Unlike, say, Word. And WP never froze, unlike, say, Word.

So, based on track record, I’m a-goin’ with WP. And if it becomes as unreliable as its ubiquitous counterpart, I’ll look for another word processor.

Is that a kind of loyalty, or just extreme customer diligence? Pfft, maybe a bit of both. Maybe I am a sucker.

Coda to: This woman’s work

15 09 2008

I noted in the previous post my, mm, strong opinions on the legality of abortion. But I didn’t say anything about the morality of abortion.

Is abortion moral? Yeah, I think it is. But I also have a lot more sympathy for the position that it is not moral than I do for the position that it shouldn’t be legal.

I think it’s moral because of the status of the woman. When unexpectedly pregnant, a woman has to decide whether to end or to continue the pregnancy (and if she continues with it, to keep the baby or give her up for adoption). It is a real dilemma, one which requires some hard thinking about her own life, her relationship to the man involved, her relationships to other people in her life, and her understanding of the fetus. Is it a baby? A person? Or just a conceptus, a potential person, but not one yet? It requires moral work to make one’s way through these questions, and to consider how to act amidst uncertainty.

Yeah, I know, there are girls and women who act unthinkingly in terminating their pregnancies, but arguably just as many act unthinkingly in continuing them. That some women (and the people around them) don’t do the moral work doesn’t mean it’s not there to be done.

But what of the fetus? Absent a miscarriage or abortion, it will someday push itself out of the woman to enter the world as a baby. Even in its embryonic stage it is arguably human—if only human tissue rather than human being. What about its. . . rights isn’t the right word. . . what about its status? What of the possibility that it is already a human being?

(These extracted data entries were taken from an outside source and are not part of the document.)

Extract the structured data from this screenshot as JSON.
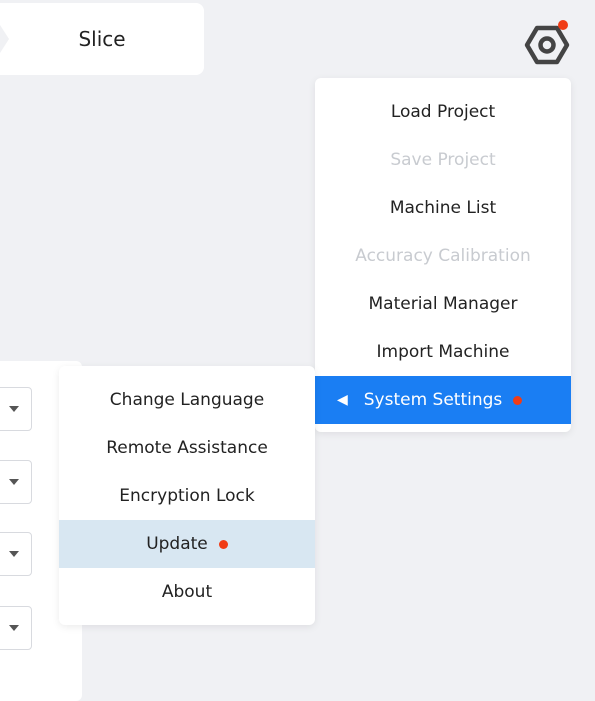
{
  "tab": {
    "label": "Slice"
  },
  "main_menu": {
    "items": [
      {
        "label": "Load Project",
        "disabled": false
      },
      {
        "label": "Save Project",
        "disabled": true
      },
      {
        "label": "Machine List",
        "disabled": false
      },
      {
        "label": "Accuracy Calibration",
        "disabled": true
      },
      {
        "label": "Material Manager",
        "disabled": false
      },
      {
        "label": "Import Machine",
        "disabled": false
      },
      {
        "label": "System Settings",
        "disabled": false,
        "active": true,
        "badge": true
      }
    ]
  },
  "sub_menu": {
    "items": [
      {
        "label": "Change Language"
      },
      {
        "label": "Remote Assistance"
      },
      {
        "label": "Encryption Lock"
      },
      {
        "label": "Update",
        "highlighted": true,
        "badge": true
      },
      {
        "label": "About"
      }
    ]
  },
  "icons": {
    "settings": "hex-gear-icon",
    "submenu_arrow": "◀"
  },
  "colors": {
    "accent": "#1a7ef3",
    "badge": "#f03c16",
    "hover": "#d8e7f2",
    "disabled": "#c8cbd0"
  }
}
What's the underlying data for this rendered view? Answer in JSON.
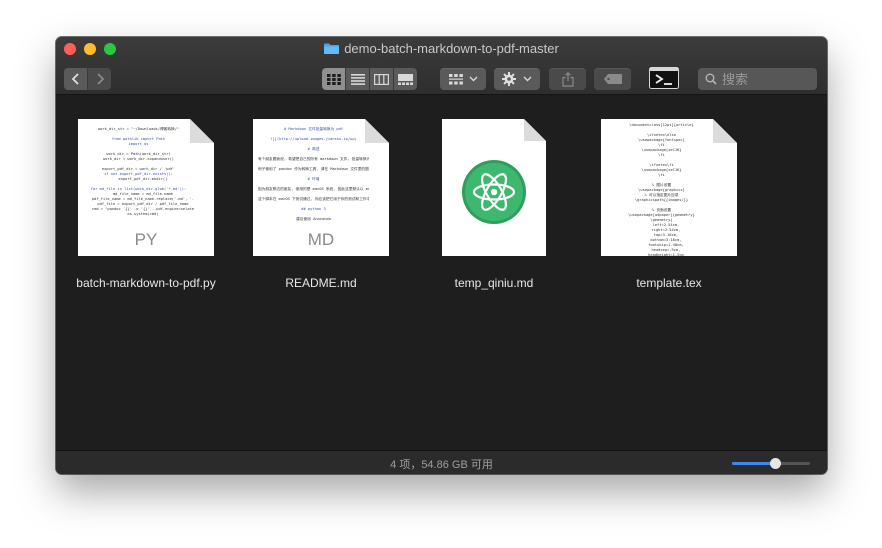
{
  "window": {
    "title": "demo-batch-markdown-to-pdf-master"
  },
  "toolbar": {
    "back_icon": "chevron-left-icon",
    "forward_icon": "chevron-right-icon",
    "view_modes": [
      "icon-view-icon",
      "list-view-icon",
      "column-view-icon",
      "gallery-view-icon"
    ],
    "active_view": 0,
    "group_icon": "group-by-icon",
    "action_icon": "gear-icon",
    "share_icon": "share-icon",
    "tag_icon": "tag-icon",
    "terminal_icon": "terminal-icon",
    "search_placeholder": "搜索"
  },
  "files": [
    {
      "name": "batch-markdown-to-pdf.py",
      "ext": "PY",
      "thumb_lines": [
        {
          "t": "work_dir_str = \"~/Downloads/博客转换/\"",
          "c": "#333"
        },
        {
          "t": "",
          "c": "#333"
        },
        {
          "t": "from pathlib import Path",
          "c": "#3b4fa8"
        },
        {
          "t": "import os",
          "c": "#3b4fa8"
        },
        {
          "t": "",
          "c": "#333"
        },
        {
          "t": "work_dir = Path(work_dir_str)",
          "c": "#333"
        },
        {
          "t": "work_dir = work_dir.expanduser()",
          "c": "#333"
        },
        {
          "t": "",
          "c": "#333"
        },
        {
          "t": "export_pdf_dir = work_dir / 'pdf'",
          "c": "#333"
        },
        {
          "t": "if not export_pdf_dir.exists():",
          "c": "#3b4fa8"
        },
        {
          "t": "    export_pdf_dir.mkdir()",
          "c": "#333"
        },
        {
          "t": "",
          "c": "#333"
        },
        {
          "t": "for md_file in list(work_dir.glob('*.md')):",
          "c": "#3b4fa8"
        },
        {
          "t": "    md_file_name = md_file.name",
          "c": "#333"
        },
        {
          "t": "    pdf_file_name = md_file_name.replace('.md', '.pdf')",
          "c": "#333"
        },
        {
          "t": "    pdf_file = export_pdf_dir / pdf_file_name",
          "c": "#333"
        },
        {
          "t": "    cmd = \"pandoc '{}' -o '{}' --pdf-engine=xelatex\"",
          "c": "#333"
        },
        {
          "t": "    os.system(cmd)",
          "c": "#333"
        }
      ]
    },
    {
      "name": "README.md",
      "ext": "MD",
      "thumb_lines": [
        {
          "t": "# Markdown 文件批量转换为 pdf",
          "c": "#3b4fa8"
        },
        {
          "t": "",
          "c": "#333"
        },
        {
          "t": "![](http://upload-images.jianshu.io/up)",
          "c": "#3b4fa8"
        },
        {
          "t": "",
          "c": "#333"
        },
        {
          "t": "# 简述",
          "c": "#3b4fa8"
        },
        {
          "t": "",
          "c": "#333"
        },
        {
          "t": "有个朋友跟我说, 希望把自己的所有 markdown 文件, 批量转换为 pdf",
          "c": "#333"
        },
        {
          "t": "",
          "c": "#333"
        },
        {
          "t": "例子使用了 pandoc 作为转换工具, 请在 Markdown 文件里的图片",
          "c": "#333"
        },
        {
          "t": "",
          "c": "#333"
        },
        {
          "t": "# 环境",
          "c": "#3b4fa8"
        },
        {
          "t": "",
          "c": "#333"
        },
        {
          "t": "因为朋友那边的朋友, 使用的是 macOS 系统, 因此这里默认以 macOS",
          "c": "#333"
        },
        {
          "t": "",
          "c": "#333"
        },
        {
          "t": "这个脚本在 macOS 下测试通过, 你应该把它用于你的测试和工作中",
          "c": "#333"
        },
        {
          "t": "",
          "c": "#333"
        },
        {
          "t": "## python 3",
          "c": "#3b4fa8"
        },
        {
          "t": "",
          "c": "#333"
        },
        {
          "t": "建议使用 Anaconda",
          "c": "#333"
        }
      ]
    },
    {
      "name": "temp_qiniu.md",
      "ext": "",
      "thumb_icon": "atom-app-icon",
      "thumb_lines": []
    },
    {
      "name": "template.tex",
      "ext": "",
      "thumb_lines": [
        {
          "t": "\\documentclass[12pt]{article}",
          "c": "#333"
        },
        {
          "t": "",
          "c": "#333"
        },
        {
          "t": "\\ifxetex\\else",
          "c": "#333"
        },
        {
          "t": "\\usepackage{fontspec}",
          "c": "#333"
        },
        {
          "t": "\\fi",
          "c": "#333"
        },
        {
          "t": "\\usepackage{xeCJK}",
          "c": "#333"
        },
        {
          "t": "\\fi",
          "c": "#333"
        },
        {
          "t": "",
          "c": "#333"
        },
        {
          "t": "\\ifxetex\\fi",
          "c": "#333"
        },
        {
          "t": "\\usepackage{xeCJK}",
          "c": "#333"
        },
        {
          "t": "\\fi",
          "c": "#333"
        },
        {
          "t": "",
          "c": "#333"
        },
        {
          "t": "% 图片设置",
          "c": "#333"
        },
        {
          "t": "\\usepackage{graphicx}",
          "c": "#333"
        },
        {
          "t": "% 可以指定图片目录",
          "c": "#333"
        },
        {
          "t": "\\graphicspath{{images/}}",
          "c": "#333"
        },
        {
          "t": "",
          "c": "#333"
        },
        {
          "t": "% 页面设置",
          "c": "#333"
        },
        {
          "t": "\\usepackage[a4paper]{geometry}",
          "c": "#333"
        },
        {
          "t": "\\geometry{",
          "c": "#333"
        },
        {
          "t": "    left=2.54cm,",
          "c": "#333"
        },
        {
          "t": "    right=2.54cm,",
          "c": "#333"
        },
        {
          "t": "    top=3.18cm,",
          "c": "#333"
        },
        {
          "t": "    bottom=3.18cm,",
          "c": "#333"
        },
        {
          "t": "    footskip=1.48cm,",
          "c": "#333"
        },
        {
          "t": "    headsep=.5cm,",
          "c": "#333"
        },
        {
          "t": "    headheight=1.5cm",
          "c": "#333"
        }
      ]
    }
  ],
  "status": {
    "text": "4 项，54.86 GB 可用",
    "icon_size_value": 0.55
  },
  "colors": {
    "close": "#fe5f57",
    "minimize": "#febc2e",
    "maximize": "#28c840",
    "slider_accent": "#3e86f5",
    "atom_green": "#3fb86f"
  }
}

Judith Thompson had one reply to this question, in her famous example of the violinist whose life would end were he not attached to another person. (It’s been a long time since I read the piece—sorry I can’t remember the particulars. And I’ll see if I can find a link to the piece online.) She concluded that even if the violinist would die if you detached him from you, you still had the right to do so.

It’s an interesting piece, but I don’t know that it gets at all the complexities of abortion. Hm. What I mean is, I don’t think that all those who talk about a ‘right to life’ are really into rights talk. I think it’s about something deeper, or at least other, than rights. I think, for many, it is about a protectiveness toward the fetus/baby, and about a belief that one ought to sacrifice oneself on behalf of another vulnerable being.

These are not unworthy sentiments (and I’ll skip for the moment any legislative ramifications—we’re talking about morality, not politics—as well as those worms who are afraid of and want to control or punish women’s sexuality), and ought not be dismissed without deeper consideration.

Abortion is a moral issue. Those of us who believe such a choice ought to be left to the woman need to do a better job of articulating that morality.